« Je Suis Charlie » ne sera pas une marque française
Le petit Musée des Marques - Frédéric Glaize, 13/01/2015
Le phénomène des dépôts de marques opportunistes, cherchant à monopoliser un signe bénéficiant d’un fort bruit médiatique, n’est pas inconnu des lecteurs du pMdM. Certains sont amusants et d’autres affligeants.
L’afflux de dépôts de marques « Je Suis Charlie » après l’attentat contre la rédaction de Charlie Hebdo du 7 janvier 2015 constitue le pire exemple de ce type de réaction. Un ordre de grandeur d’une cinquantaine de dépôts était évoqué dans la matinée du 13 janvier (Les Echos). Les demandes de marques françaises étant publiées environ 6 semaines après leur dépôt, ces demandes de marques ne sont pas accessible à ce jour.
Au Benelux, l’Office a publié une demande de marque « Je suis charlie », déposée le 8 janvier (ce qu’indiquent Markmatters et IPKat).
L’expression « Je Suis Charlie » s’est très rapidement répandue sur les réseaux sociaux et lors des rassemblements et marches en réactions aux terribles attentats. L’image comprenant ce slogan a été mise en ligne par Joachim Roncin, directeur artistique du magazine Stylist, le 7 janvier à 11h52 (Le Progrès). Face aux premiers signes de commercialisation de produits couvert de ce visuel, J. Roncin se déclarait opposé à une utilisation mercantile du message et de l’image dont il était à l’origine.

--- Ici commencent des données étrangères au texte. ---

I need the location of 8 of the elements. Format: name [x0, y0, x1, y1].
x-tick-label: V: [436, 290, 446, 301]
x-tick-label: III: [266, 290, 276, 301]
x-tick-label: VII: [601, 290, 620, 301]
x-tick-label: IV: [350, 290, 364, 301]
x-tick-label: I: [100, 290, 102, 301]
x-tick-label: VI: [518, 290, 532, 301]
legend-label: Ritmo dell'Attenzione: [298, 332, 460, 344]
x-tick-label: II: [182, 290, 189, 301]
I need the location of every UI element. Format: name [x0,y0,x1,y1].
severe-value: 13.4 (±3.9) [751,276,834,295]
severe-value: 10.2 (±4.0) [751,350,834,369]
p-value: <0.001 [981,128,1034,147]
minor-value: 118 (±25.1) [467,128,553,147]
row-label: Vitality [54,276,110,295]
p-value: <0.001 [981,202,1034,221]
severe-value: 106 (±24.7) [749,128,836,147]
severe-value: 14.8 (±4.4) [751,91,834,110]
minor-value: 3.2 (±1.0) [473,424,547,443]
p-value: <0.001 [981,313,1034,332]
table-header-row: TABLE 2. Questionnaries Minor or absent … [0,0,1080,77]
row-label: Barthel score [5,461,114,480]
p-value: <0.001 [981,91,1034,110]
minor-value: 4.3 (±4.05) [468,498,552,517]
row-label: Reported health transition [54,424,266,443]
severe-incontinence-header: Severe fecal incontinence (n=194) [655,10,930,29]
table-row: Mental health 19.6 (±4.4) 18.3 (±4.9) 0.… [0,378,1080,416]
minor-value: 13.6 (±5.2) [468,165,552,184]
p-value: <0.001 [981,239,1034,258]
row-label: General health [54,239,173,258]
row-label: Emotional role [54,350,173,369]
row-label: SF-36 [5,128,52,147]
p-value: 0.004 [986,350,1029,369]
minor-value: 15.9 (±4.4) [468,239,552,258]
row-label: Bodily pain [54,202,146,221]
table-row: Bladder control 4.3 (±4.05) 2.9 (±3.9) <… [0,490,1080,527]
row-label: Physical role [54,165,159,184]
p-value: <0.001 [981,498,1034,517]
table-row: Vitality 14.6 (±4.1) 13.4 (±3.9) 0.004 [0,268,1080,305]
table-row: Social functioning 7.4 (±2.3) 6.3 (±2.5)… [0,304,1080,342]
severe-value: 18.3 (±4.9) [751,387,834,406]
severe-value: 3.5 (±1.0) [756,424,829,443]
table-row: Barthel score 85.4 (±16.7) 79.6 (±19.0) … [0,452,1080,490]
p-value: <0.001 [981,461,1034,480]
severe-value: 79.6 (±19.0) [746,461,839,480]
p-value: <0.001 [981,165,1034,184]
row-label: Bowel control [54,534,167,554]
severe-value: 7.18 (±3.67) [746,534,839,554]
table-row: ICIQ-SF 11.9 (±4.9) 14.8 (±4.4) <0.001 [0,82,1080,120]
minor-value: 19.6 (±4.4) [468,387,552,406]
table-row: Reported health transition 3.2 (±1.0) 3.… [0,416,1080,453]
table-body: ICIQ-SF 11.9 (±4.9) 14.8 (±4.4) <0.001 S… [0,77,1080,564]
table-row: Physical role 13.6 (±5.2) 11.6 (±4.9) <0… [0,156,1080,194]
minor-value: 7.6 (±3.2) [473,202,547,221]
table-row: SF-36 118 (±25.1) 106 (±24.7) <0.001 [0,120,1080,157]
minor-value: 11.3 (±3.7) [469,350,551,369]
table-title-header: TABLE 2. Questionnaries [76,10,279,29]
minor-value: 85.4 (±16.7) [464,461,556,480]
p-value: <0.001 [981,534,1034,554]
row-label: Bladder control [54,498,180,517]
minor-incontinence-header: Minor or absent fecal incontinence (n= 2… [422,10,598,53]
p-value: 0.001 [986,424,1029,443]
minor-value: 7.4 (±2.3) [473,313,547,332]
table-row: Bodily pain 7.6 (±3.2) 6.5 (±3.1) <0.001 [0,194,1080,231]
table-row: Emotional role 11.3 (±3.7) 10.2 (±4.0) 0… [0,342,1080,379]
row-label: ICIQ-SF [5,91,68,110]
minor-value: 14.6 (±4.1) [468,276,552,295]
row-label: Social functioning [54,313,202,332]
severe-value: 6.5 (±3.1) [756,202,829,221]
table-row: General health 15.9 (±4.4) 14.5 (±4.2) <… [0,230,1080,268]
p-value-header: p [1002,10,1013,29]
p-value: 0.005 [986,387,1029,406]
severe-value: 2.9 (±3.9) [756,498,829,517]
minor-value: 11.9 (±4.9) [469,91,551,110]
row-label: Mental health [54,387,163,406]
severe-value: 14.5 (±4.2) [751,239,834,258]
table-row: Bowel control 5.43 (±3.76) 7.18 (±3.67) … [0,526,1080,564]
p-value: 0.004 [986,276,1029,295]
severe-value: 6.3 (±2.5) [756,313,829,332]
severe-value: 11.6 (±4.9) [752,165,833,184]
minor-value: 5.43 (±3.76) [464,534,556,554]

Dans l’après-midi du 13 janvier, l’INPI a réagi aux informations sur la cinquantaine de dépôts de marques françaises en publiant un communiqué annonçant une politique de rejet de tels dépôts. Pour l’INPI, « ce slogan ne peut pas être capté par un acteur économique du fait de sa large utilisation par la collectivité« .
La motivation sous-jacente à l’approche de l’Institut n’est pas, comme certain ont pu le supposer, celle de l’atteinte à l’ordre public (en quoi ce slogan serait-il une menace ?), mais apparait comme relative à l’incapacité du signe à exercer la fonction essentielle de la marque. Ceci semble cohérent eu égard à son usage massif.
Le récent arrêt de la cour de cassation dans l’affaire «I ♥ PARIS» (6 janv. 2015, n° 33-17.108) va en ce sens en retenant que : « les marques « I ♥ PARIS » et « J ♥PARIS » seront perçues par le consommateur comme un signe destiné à extérioriser l’enthousiasme d’une personne pour un lieu particulier et non comme une garantie d’origine commerciale du produit » (selon l’article de LSA).
Pour une perspective américaine sur les marques opportunistes faisant référence à l’actualité, je recommande le blog de Roberto Ledesma.